High Court Orissa High Court

Bhagyadhar Dash vs State Of Orissa And Anr. on 28 October, 2002

Orissa High Court
Bhagyadhar Dash vs State Of Orissa And Anr. on 28 October, 2002
Equivalent citations: III (2003) BC 567, 95 (2003) CLT 656
Author: P Tripathy
Bench: P Tripathy


JUDGMENT

P.K. Tripathy, J.

1. This revision is preferred against the order dated 7.12.2001 in I.C.C. Case No. 102 of 1998 of the Court of S.D.J.M., Bhubaneswar. Petitioner is the accused in that case whereas opposite party No. 2 is the complainant and the impugned order is an order passed under Section 251, Cr.P.C.

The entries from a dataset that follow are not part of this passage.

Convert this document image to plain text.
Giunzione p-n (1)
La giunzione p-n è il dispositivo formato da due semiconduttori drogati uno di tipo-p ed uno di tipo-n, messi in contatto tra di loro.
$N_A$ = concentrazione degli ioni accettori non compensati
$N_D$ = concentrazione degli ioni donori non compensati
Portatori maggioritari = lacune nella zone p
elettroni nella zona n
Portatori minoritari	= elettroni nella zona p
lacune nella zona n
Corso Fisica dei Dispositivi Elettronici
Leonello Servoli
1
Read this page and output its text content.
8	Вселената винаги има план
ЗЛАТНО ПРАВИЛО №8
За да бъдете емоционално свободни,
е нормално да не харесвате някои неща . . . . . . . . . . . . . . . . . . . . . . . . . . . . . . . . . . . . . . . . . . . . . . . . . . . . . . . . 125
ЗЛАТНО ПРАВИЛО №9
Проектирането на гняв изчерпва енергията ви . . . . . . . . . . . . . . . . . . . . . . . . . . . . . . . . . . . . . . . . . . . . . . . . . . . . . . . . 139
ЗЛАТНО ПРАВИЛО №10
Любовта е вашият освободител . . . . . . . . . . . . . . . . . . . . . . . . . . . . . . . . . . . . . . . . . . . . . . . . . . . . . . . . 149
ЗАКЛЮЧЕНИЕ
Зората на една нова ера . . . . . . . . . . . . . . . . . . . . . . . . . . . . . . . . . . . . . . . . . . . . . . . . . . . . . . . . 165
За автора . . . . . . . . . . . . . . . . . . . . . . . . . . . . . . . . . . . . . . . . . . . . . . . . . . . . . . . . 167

2. In the said complaint case cognizance of the offence under Section 138 of the Negotiable Instrument Act, 1881 (in short, ‘the Act’) was taken and process was issued to the petitioner to stand the trial. Mr. D. Panda, learned counsel for the petitioner argued that the complaint and the statement of the complainant do not satisfy the requirement of law for taking cognizance of the offence under Section 138 of the Act inasmuch as the complainant did not satisfy the Court below about service of registered notice in accordance with Clause (b) of the proviso to Section 138 of the Act, and therefore cause of action did not arise to take cognizance as per the provision in Section 142 of the Act. Learned counsel for the complainant/opposite party on the other hand argued that the complainant and the statement under Section 200 of the complainant, if read together, disclose a prima facie case by giving necessary particulars relating to the cause of action and therefore when the case has already gone to the stage of trial, the order of cognizance may not be interfered with.

3. Facts which are relevant is taken note of in the following manner. Cheque issued by petitioner for repayment of the friendly loan taken by him from the complainant. That cheque was bounced on 31st January, 1998. Complainant received the intimation on 2nd February, 1998. He issued a registered letter with AD demanding for payment as per the letter dated 10.2.1998. In the complaint, in paragraph (p) at page-6 complainant stated that on 12.2.1998 petitioner received the notice send by registered post but he did not make any specific statement in that respect in his statement recorded under Section 200, Cr.P.C. On the other hand, in paragraph-4 of that statement he stated that he had not received the Postal AD of that registered letter. Capitalising on the said statement of the complainant, petitioner claims for quashing of the order of cognizance on the ground that on the date of taking cognizance complainant did not satisfy on record that notice by registered letter was served on the petitioner. This Court does not find any merit in that contention inasmuch as there is no contradiction or inconsistency in the said statement relating to service of notice by registered post. In the complaint when the complainant has

stated about receipt of notice by the petitioner on 12.2.1988, in his initial statement recorded under Section 200, Cr.P.C. petitioner has simply stated that he has not received the AD Form (after service of the notice). Therefore, non-receipt of the AD Form does not amount to non-service of notice. The said fact is clearly established from the evidence on record. Complainant having been examined as P.W. No. 1 has stated that though the notice issued by him was received by the petitioner, but he did not receive the Postal AD and on a correspondence made by him, the Postal Authority intimated him vide Ext. 8 that the registered letter was served on the petitioner on 12.2.1998. Under the given facts and circumstances there is no lack of cause of action so as to find fault with the order of cognizance .

4. Thus, there is nothing to interfere with the impugned order, and accordingly the Criminal Revision stands dismissed.

Send back the L.C.R. immediately to the Court below along with a copy of this order, because it involves a part-heard trial.